Shrey Madaan, Indian Policy Associate, Consumer Choice Center
In India, the hardest part about quitting smoking isn’t the addiction, it’s the policy. Tools that help smokers quit are being restricted, even as cigarettes remain widely available. The result is a system that keeps the harm within reach while closing off the exit. Recent recommendations from the Drugs Technical Advisory Board (DTAB) seek to remove nicotine lozenges from over-the-counter access. Low-dose nicotine gums may continue to sell under tighter rules, but the bigger picture is clear: access to cessation tools is being tightened, not widened.
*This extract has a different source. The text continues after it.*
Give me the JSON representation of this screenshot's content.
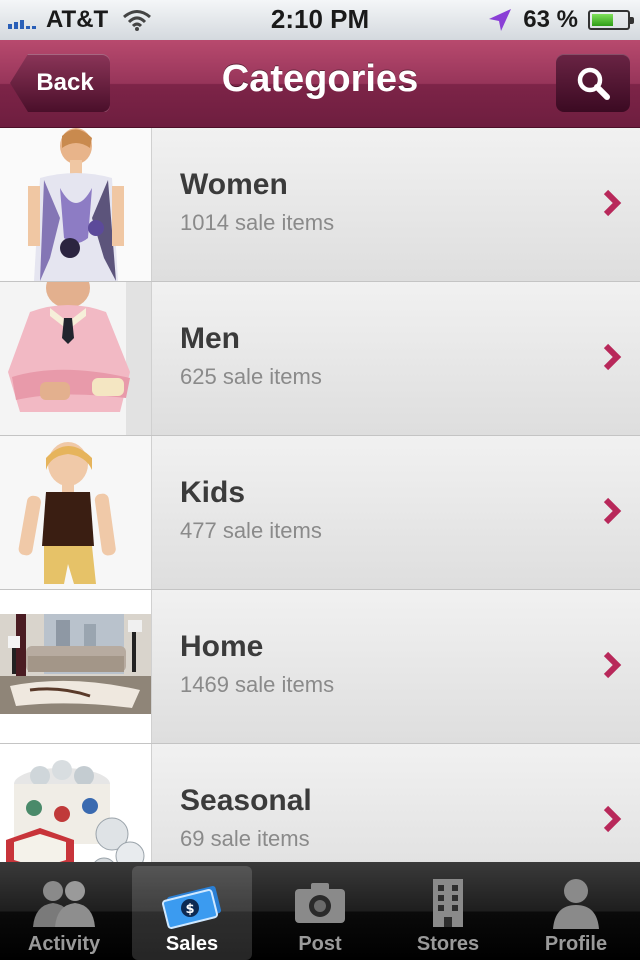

This reflects a deeper policy issue. Regulation is focusing on nicotine itself rather than the way it is consumed, ignoring its role in helping smokers quit. The result is counterproductive: tools designed to support cessation are being restricted. The tools that help people quit are being restricted. Nicotine replacement therapies, proven tools for quitting, are becoming harder to access. At the same time, cigarettes remain widely available, even as safer alternatives face tighter controls.
The imbalance is clear, quitting is not a one-time choice, it depends on access, affordability, and sustained effort over time. When cessation tools become harder to obtain, that process breaks down. The choice is no longer between smoking and quitting, it becomes a choice between smoking and trying to quit.
India’s broader approach to nicotine regulation follows the same pattern. E-cigarettes have been banned outright under PECA Act 2019. Other smoke-free alternatives remain tightly restricted. Now, even products specifically designed to support quitting are being drawn into stricter control. When all nicotine products are treated the same, policy stops differentiating between the risk levels. That weakens its effectiveness and leads to a perverse outcome: the most harmful products remain accessible, while safer alternatives become harder to access. The consequences are immediate. Restricting cessation tools does not eliminate demand for nicotine, it makes quitting more difficult. Some smokers delay attempts to quit. Others turn to informal markets, where product quality is uncertain and safeguards are absent.
India has seen this trend before. Crack down on products without offering alternatives, and demand doesn’t vanish, it goes underground. India’s e-cigarette ban proved exactly that. Extending this approach to cessation tools risks turning quitting itself into a harder. Global examples point in a different direction. Sweden has slashed smoking rates by keeping lower-risk alternatives like nicotine pouches and snus accessible. In the United Kingdom, vaping was included in its public health strategy and is linked to higher quit success rates. The evidence shows smoke-free alternatives expose users to far fewer harmful chemicals than cigarettes.
None of this suggests that nicotine products should be unregulated. Safeguards are crucial. Sales to minors must be strictly enforced. Product standards should be clearly defined, and marketing should remain responsible. But regulation should reflect relative risk. Low-dose nicotine therapies are fundamentally different from combustible tobacco. Treating them the same way blurs that distinction and undermines their purpose.
The goal of tobacco policy is not simply to restrict nicotine, it is to reduce smoking-related harm. That requires making the exit easier, not harder. India’s current trajectory risks doing the opposite. By tightening access to tools that help people quit while leaving cigarettes largely untouched, policy is not reducing harm, it is making it harder to escape it.